Though, there are some known limitations with Mongo, like only the first 10,000 documents in a collection are scanned, so if you're adding new fields to documents after that, then they won't get picked up.

metabasedev01 · May 13, 2021, 10:20pm

If /sync_schema is a backend async call then it is not completing before we make the call to get database. Or, with sleep, it is in some state of partial completion and the database might have the new table depending on length of sleep. My question is regarding the delay in /sync_schema.
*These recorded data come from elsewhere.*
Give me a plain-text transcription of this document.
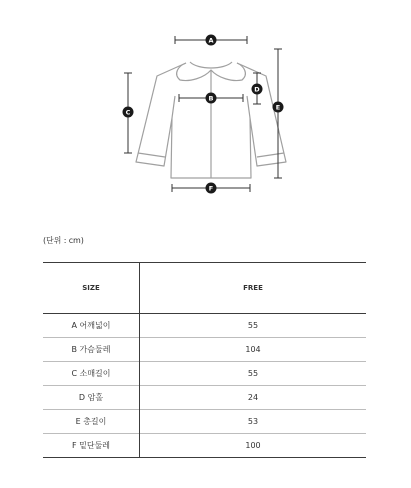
A
B
C
D
E
F
(단위 : cm)
SIZE	FREE
A 어깨넓이	55
B 가슴둘레	104
C 소매길이	55
D 암홀	24
E 총길이	53
F 밑단둘레	100
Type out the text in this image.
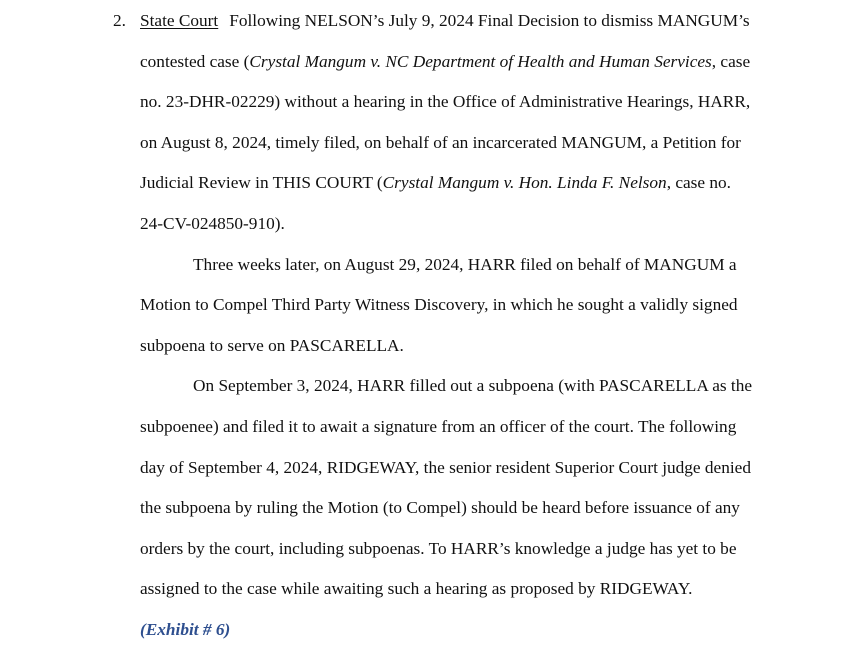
2. State Court Following NELSON’s July 9, 2024 Final Decision to dismiss MANGUM’s
contested case (Crystal Mangum v. NC Department of Health and Human Services, case
no. 23-DHR-02229) without a hearing in the Office of Administrative Hearings, HARR,
on August 8, 2024, timely filed, on behalf of an incarcerated MANGUM, a Petition for
Judicial Review in THIS COURT (Crystal Mangum v. Hon. Linda F. Nelson, case no.
24-CV-024850-910).
Three weeks later, on August 29, 2024, HARR filed on behalf of MANGUM a
Motion to Compel Third Party Witness Discovery, in which he sought a validly signed
subpoena to serve on PASCARELLA.
On September 3, 2024, HARR filled out a subpoena (with PASCARELLA as the
subpoenee) and filed it to await a signature from an officer of the court. The following
day of September 4, 2024, RIDGEWAY, the senior resident Superior Court judge denied
the subpoena by ruling the Motion (to Compel) should be heard before issuance of any
orders by the court, including subpoenas. To HARR’s knowledge a judge has yet to be
assigned to the case while awaiting such a hearing as proposed by RIDGEWAY.
(Exhibit # 6)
The code used to replicate looks something like the following (Note that this is for example only to replicate the described issue and is not actual deployed code):

// Adds a new collection/table to MongoDB - is completed before below is executed
// api/database/:id/sync_schema
Boolean synced1 = analyticsClient.syncSchema(sessionId, database.getId());

try
{
long sleepDuration = 5000; // ms
Thread.sleep(sleepDuration);
}
catch (InterruptedException ie) { logger.error("While sleeping", ie); }

// api/database/:id?include=tables.fields
Database databaseAfterSync = analyticsClient.getDatabaseById(sessionId, database.getId());
// databaseAfterSync might contain the new table (and fields) based on sleep duration

flamber · May 14, 2021, 12:55pm

@metabasedev01
Yes, /sync_schema is a async call, so there's currently no way of detecting, when it's completed.
Until we have a way of detecting that, then we cannot show anything in the UI either:
https://github.com/metabase/metabase/issues/11354 - upvote by clicking on the first post
So that's why you're not getting anything with the other calls.

metabasedev01 · May 14, 2021, 5:51pm

That makes sense. Thanks for your help.